My older daughter, seeking to console her younger sister, made contact with ACCELS, the organizer of the program, in Washington, seeking an explanation. How surprised we were when we learned our daughter had been turned down because she had expressed great expectations at the chance of studying in the US; and therefore, ACCELS had concluded, she would have tried to stay in the US permanently. We were shocked by the absurdity of what they told us. In addition, they said her application showed so much maturity that it was impossible that she had filled it out herself. This, again, was absolutely untrue.

To add insult to injury, what followed completely ruined our trust in the selection process. We soon received a call from an Azerbaijan representative of Youth For Understanding (YFU) offering to send our daughter to the U.S. for a year's study if we paid $7,500.

So my family was devastated again. It became clear that my daughter had not really been refused because she might have chosen to stay in the US or because her application form was "too good" but rather due to other reasons. When we asked the Washington representative to explain how confidential information about a15-year-old girl (home address and phone number) had been given to absolute strangers (YFU), he passed us off to others and we soon learned that the people making the decision about the ACCELS program (a free education program) were really employed by YFU (a program that advocated paying for education). But is this not a conflict of interests that they are entrusted in the selection of children for a free education project if they are themselves trying to promote a paid program and have access to the applications beforehand?

Let me explain further. My daughter totally filled out the forms herself and she did so as fully and as honestly as she knew how. Perhaps, that was her downfall. She noted that we had visited London last year (a trip that was made possible only because my older daughter works there and paid for the trip). The YFU may have gotten the impression that our family was well-off and that if my daughter was denied the chance to qualify as a finalist, we would agree to pay $7,500 to get her into the YFU program. But this is discrimination, and it has become clear that many children along with their parents have been affected by such discrimination every year.

If we, the citizens of a country where the average monthly wage is $40, had such great amounts of money, why would we bother to apply for a program in which 49,000 other applicants have also applied?

And so, it is because the selection process of the American program is held in such serious suspect that so many of us parents have become cynical. In Baku, there are many rumors that you have to pay bribes to become a finalist and that the Azerbaijanis administering the testing process act unscrupulously.

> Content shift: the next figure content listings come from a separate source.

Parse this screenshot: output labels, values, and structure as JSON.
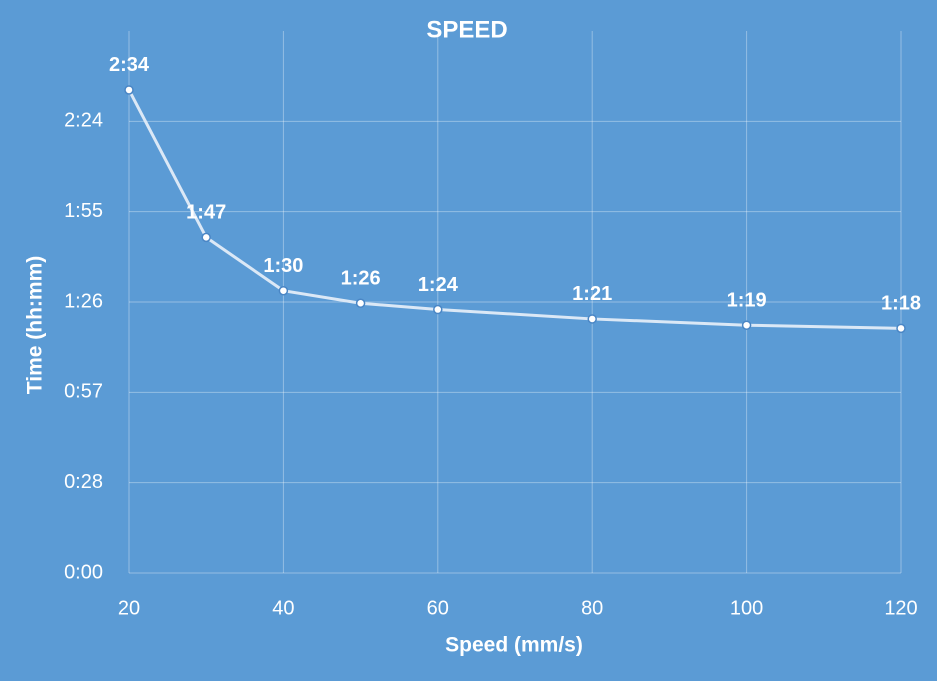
{
  "chart_data": {
    "type": "line",
    "title": "SPEED",
    "x_label": "Speed (mm/s)",
    "y_label": "Time (hh:mm)",
    "x": [
      20,
      30,
      40,
      50,
      60,
      80,
      100,
      120
    ],
    "series": [
      {
        "name": "Time",
        "color": "#dbe8f6",
        "values": [
          154,
          107,
          90,
          86,
          84,
          81,
          79,
          78
        ],
        "value_labels": [
          "2:34",
          "1:47",
          "1:30",
          "1:26",
          "1:24",
          "1:21",
          "1:19",
          "1:18"
        ]
      }
    ],
    "xlim": [
      20,
      120
    ],
    "xticks": [
      20,
      40,
      60,
      80,
      100,
      120
    ],
    "ylim": [
      0,
      172.8
    ],
    "yticks": [
      {
        "value": 0,
        "label": "0:00"
      },
      {
        "value": 28.8,
        "label": "0:28"
      },
      {
        "value": 57.6,
        "label": "0:57"
      },
      {
        "value": 86.4,
        "label": "1:26"
      },
      {
        "value": 115.2,
        "label": "1:55"
      },
      {
        "value": 144,
        "label": "2:24"
      }
    ],
    "grid": true
  }
}
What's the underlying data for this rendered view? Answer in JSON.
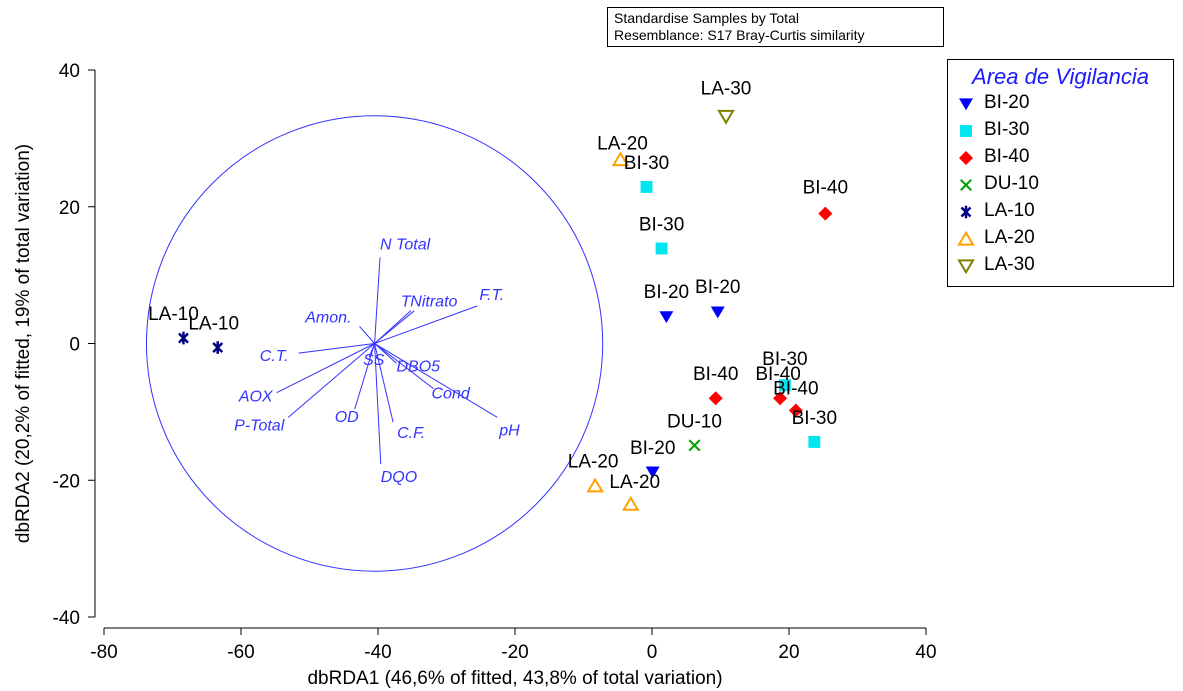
{
  "info_box": {
    "line1": "Standardise Samples by Total",
    "line2": "Resemblance: S17 Bray-Curtis similarity"
  },
  "legend": {
    "title": "Area de Vigilancia",
    "items": [
      {
        "label": "BI-20",
        "marker": "triangle-down-filled",
        "color": "#0000ff"
      },
      {
        "label": "BI-30",
        "marker": "square-filled",
        "color": "#00e5ee"
      },
      {
        "label": "BI-40",
        "marker": "diamond-filled",
        "color": "#ff0000"
      },
      {
        "label": "DU-10",
        "marker": "x-cross",
        "color": "#00a000"
      },
      {
        "label": "LA-10",
        "marker": "asterisk",
        "color": "#000080"
      },
      {
        "label": "LA-20",
        "marker": "triangle-up-open",
        "color": "#ffa000"
      },
      {
        "label": "LA-30",
        "marker": "triangle-down-open",
        "color": "#808000"
      }
    ]
  },
  "chart_data": {
    "type": "scatter",
    "xlabel": "dbRDA1 (46,6% of fitted, 43,8% of total variation)",
    "ylabel": "dbRDA2 (20,2% of fitted, 19% of total variation)",
    "xlim": [
      -80,
      40
    ],
    "ylim": [
      -40,
      40
    ],
    "xticks": [
      -80,
      -60,
      -40,
      -20,
      0,
      20,
      40
    ],
    "yticks": [
      -40,
      -20,
      0,
      20,
      40
    ],
    "grid": false,
    "legend_position": "right",
    "points": [
      {
        "group": "LA-30",
        "label": "LA-30",
        "x": 10.8,
        "y": 33.2
      },
      {
        "group": "LA-20",
        "label": "LA-20",
        "x": -4.6,
        "y": 26.9
      },
      {
        "group": "BI-30",
        "label": "BI-30",
        "x": -0.8,
        "y": 22.9
      },
      {
        "group": "BI-30",
        "label": "BI-30",
        "x": 1.4,
        "y": 13.9
      },
      {
        "group": "BI-40",
        "label": "BI-40",
        "x": 25.3,
        "y": 19.0
      },
      {
        "group": "BI-20",
        "label": "BI-20",
        "x": 2.1,
        "y": 3.9
      },
      {
        "group": "BI-20",
        "label": "BI-20",
        "x": 9.6,
        "y": 4.6
      },
      {
        "group": "LA-10",
        "label": "LA-10",
        "x": -68.4,
        "y": 0.8
      },
      {
        "group": "LA-10",
        "label": "LA-10",
        "x": -63.4,
        "y": -0.6
      },
      {
        "group": "BI-30",
        "label": "BI-30",
        "x": 19.4,
        "y": -6.1
      },
      {
        "group": "BI-40",
        "label": "BI-40",
        "x": 9.3,
        "y": -8.0
      },
      {
        "group": "BI-40",
        "label": "BI-40",
        "x": 18.7,
        "y": -8.0
      },
      {
        "group": "BI-40",
        "label": "BI-40",
        "x": 21.0,
        "y": -9.8
      },
      {
        "group": "BI-30",
        "label": "BI-30",
        "x": 23.7,
        "y": -14.4
      },
      {
        "group": "DU-10",
        "label": "DU-10",
        "x": 6.2,
        "y": -14.9
      },
      {
        "group": "BI-20",
        "label": "BI-20",
        "x": 0.1,
        "y": -18.8
      },
      {
        "group": "LA-20",
        "label": "LA-20",
        "x": -8.3,
        "y": -20.8
      },
      {
        "group": "LA-20",
        "label": "LA-20",
        "x": -3.1,
        "y": -23.5
      }
    ],
    "circle": {
      "center_x": -40.5,
      "center_y": 0,
      "radius": 33.3
    },
    "vectors": [
      {
        "label": "N Total",
        "x": -39.7,
        "y": 12.6
      },
      {
        "label": "F.T.",
        "x": -25.5,
        "y": 5.5
      },
      {
        "label": "Nitrato",
        "x": -34.7,
        "y": 4.8
      },
      {
        "label": "T",
        "x": -35.2,
        "y": 4.8
      },
      {
        "label": "Amon.",
        "x": -42.7,
        "y": 2.5
      },
      {
        "label": "C.T.",
        "x": -51.6,
        "y": -1.4
      },
      {
        "label": "SS",
        "x": -41.3,
        "y": -2.0
      },
      {
        "label": "DBO5",
        "x": -37.3,
        "y": -2.9
      },
      {
        "label": "AOX",
        "x": -54.8,
        "y": -7.2
      },
      {
        "label": "Cond",
        "x": -31.9,
        "y": -6.6
      },
      {
        "label": "OD",
        "x": -43.4,
        "y": -9.6
      },
      {
        "label": "P-Total",
        "x": -53.1,
        "y": -10.8
      },
      {
        "label": "pH",
        "x": -22.6,
        "y": -10.8
      },
      {
        "label": "C.F.",
        "x": -37.8,
        "y": -11.5
      },
      {
        "label": "DQO",
        "x": -39.6,
        "y": -17.6
      }
    ],
    "vector_origin": {
      "x": -40.5,
      "y": 0
    },
    "vector_color": "#3333ff"
  }
}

But for the program to be respected, it is absolutely critical that it maintains the integrity of the merit-based selection process. During the last two years, of nine applicants who have applied from my daughter's class, the three least successful students have been chosen for the program. Believe me, the pupils know each other better than experts in Washington do.

When we have complained to ACCELS about the lack of transparency in the process, we received back the usual standard answers.

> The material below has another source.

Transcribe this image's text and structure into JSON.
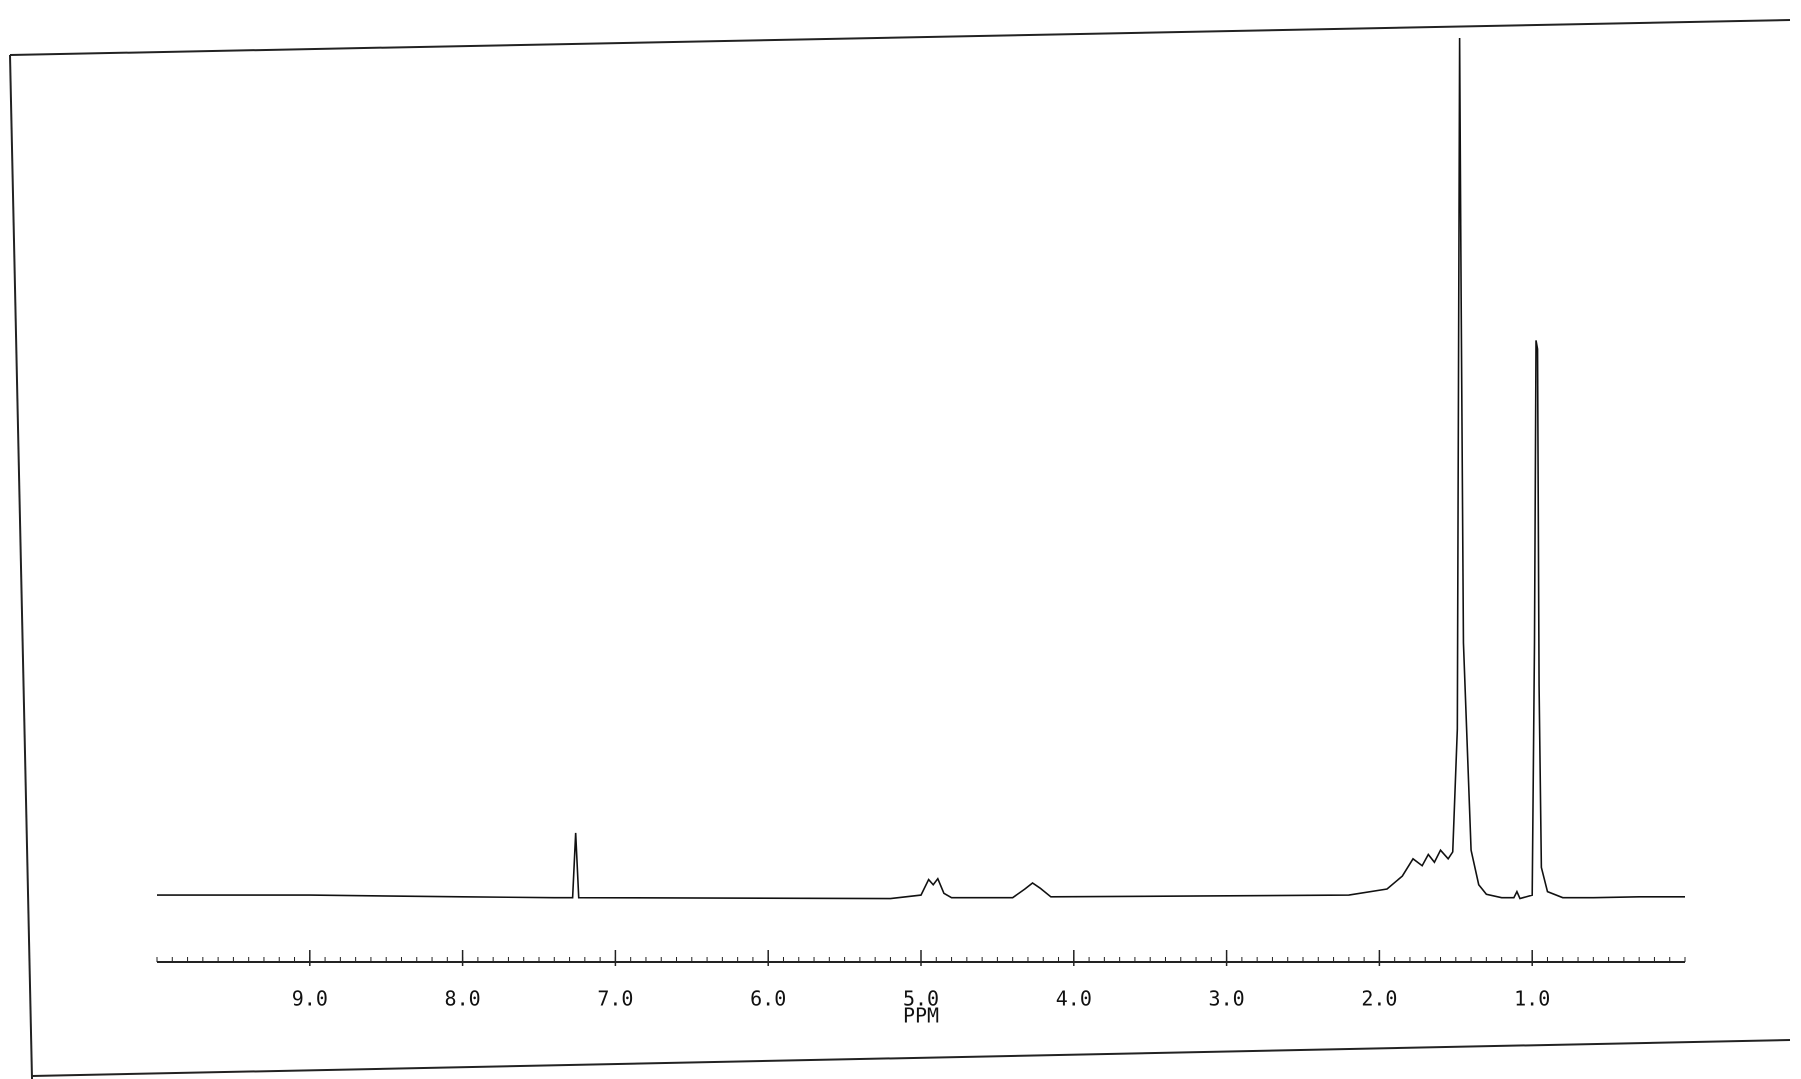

"...We do not select students purely on language skills, academic records and accomplishments. Rather we look at the complete picture, and we look for the students who we think are most likely to have a successful year in the USA. Such variables and criteria concern aspects that cannot be enumerated or categorized for "open observation..."

So, basically, we Azerbaijani families have reached the conclusion that the process is very arbitrary and non-objective when entrusted to the hands of unscrupulous interviewers. We're starting to think that this model of "fair competition" hardly differs from the one we suffered from when we lived under the Soviet regime where individuals were chosen, not on merit, but on ideological principles.

Tragically, this program, rather than being the shining beacon for America's good will is becoming a sham against America as our cynicism grows. To overcome our suspicions and possible misinterpretations, it is critical that we perceive the selection process as fair and unbiased, and that the most highly qualified students become the recipients of this rare educational opportunity that Americans have so generously extended to our people.

Name withheld

Azerbaijan International (8.2) Summer 2000.